Editorial do O Estado de S.Paulo - "TCU põe governo contra a parede"
A chamada “contabilidade criativa”, inventada pelos petistas
para maquiar as contas públicas e disfarçar a desídia do governo no controle
fiscal, foi colocada a nu pelo relatório do Tribunal de Contas da União (TCU)

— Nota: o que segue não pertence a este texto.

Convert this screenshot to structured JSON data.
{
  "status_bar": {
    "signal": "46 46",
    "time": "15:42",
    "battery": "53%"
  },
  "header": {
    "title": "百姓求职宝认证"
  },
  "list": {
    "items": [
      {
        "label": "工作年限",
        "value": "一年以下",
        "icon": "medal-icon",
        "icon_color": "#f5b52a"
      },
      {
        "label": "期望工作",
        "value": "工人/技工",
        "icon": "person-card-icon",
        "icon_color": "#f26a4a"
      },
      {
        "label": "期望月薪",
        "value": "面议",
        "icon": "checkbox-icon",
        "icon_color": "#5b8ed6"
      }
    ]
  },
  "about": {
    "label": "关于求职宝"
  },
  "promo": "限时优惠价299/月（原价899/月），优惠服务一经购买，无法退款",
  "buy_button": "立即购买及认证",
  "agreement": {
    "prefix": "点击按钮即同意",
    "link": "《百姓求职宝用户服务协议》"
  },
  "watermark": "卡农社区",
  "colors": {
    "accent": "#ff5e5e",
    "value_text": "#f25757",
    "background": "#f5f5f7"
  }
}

que, com todas as letras, definiu como crime o flagrante desrespeito à Lei de
Responsabilidade Fiscal (LRF) representado pelas “pedaladas fiscais” praticadas
em 2013 e 2014.
A LRF, aprovada pelo Congresso em maio de 2000 contra o voto
do PT, “estabelece normas de finanças públicas voltadas para a responsabilidade
na gestão fiscal” (art. 1.º), inclusive a proibição de que bancos públicos
financiem seus controladores, os governos. Essa restrição objetiva impedir, por
exemplo, a quebradeira de bancos estaduais que até os anos 90 financiavam os
governos que os controlavam e não recebiam o dinheiro de volta. No plano
federal, a prática desse calote resultou frequentemente na necessidade de forte
capitalização do Banco do Brasil e da Caixa Econômica. A LRF baniu esse tipo de
irresponsabilidade.
Mas, coerente com a postura adotada quando era oposição, uma
vez no governo o PT se manteve fiel à irresponsabilidade fiscal, como demonstra
o minucioso relatório de quase 100 páginas do ministro do TCU José Múcio
Monteiro. Um exemplo: o repasse dos recursos do Tesouro para os beneficiários
do Bolsa Família é feito por intermédio da Caixa. O Tesouro deposita o dinheiro
no banco e o banco o transfere para os beneficiados pelo programa. No biênio
2013/2014, o Tesouro chegou a atrasar em 15 meses o repasse de verbas do Bolsa
Família para a Caixa, que obviamente foi forçada a desembolsar recursos
próprios para pagar em dia os beneficiários. Em outras palavras, para maquiar
suas contas, o governo usou os bancos públicos para cobrir despesas que
deveriam ser pagas pelo Tesouro.
“Operações” como essa, que se tornaram rotina da
“contabilidade criativa” e foram batizadas de “pedalada”, eram um recurso usado
pelo governo para reduzir as despesas contabilizadas, empurrando-as para a
frente e, assim, equilibrar suas contas naquele período. Um truque que, no
exemplo citado, implicava a Caixa financiar seu controlador, a União. O que,
mais uma vez, é claramente proibido pela LRF. Estima-se que a soma das
“pedaladas” financiadas pelos três bancos oficiais entre 2013 e 2014 – a Caixa,
o Banco do Brasil e o BNDES – supera a casa dos R$ 40 bilhões.
O ministro Joaquim Levy, a quem a presidente da República
delegou a responsabilidade de colocar em ordem as contas públicas, já deixou
claro que a era das “pedaladas” terminou. Quando mais não seja, o governo
estará deixando de infringir a lei.
Mas não é exatamente essa a opinião do advogado-geral da
União, ministro Luis Inácio Adams, que informou que vai entrar com um embargo
de declaração para que seja revista a decisão do TCU. Em termos que demonstram
claramente a intenção de confundir mais do que de revelar a verdade, “explicou”
Adams: “O que houve no caso de 2014 é que vivemos situação de estresse fiscal
maior, que também estressou essas dinâmicas de sistemática de pagamentos”. E
tentou ainda, como recomenda o manual de comunicação petista, lançar a culpa
sobre ombros alheios: “É muito estranho. Afinal, desde 2001 (sic), quando foi
criada a LRF, essa sistemática de pagamento acontece. Por que só agora estão
questionando isso?”.
São compreensíveis a preocupação do ministro Adams, notório
e fiel militante petista, e sua tentativa de levantar a suspeita de que existe
uma conspiração contra a presidente Dilma e o PT. O relatório do TCU, aprovado
por unanimidade – todos os ministros daquela Corte seriam conspiradores -, ao
evidenciar o descumprimento da lei pelo governo, oferece argumentos para
eventualmente embasar um pedido de impeachment da presidente da República.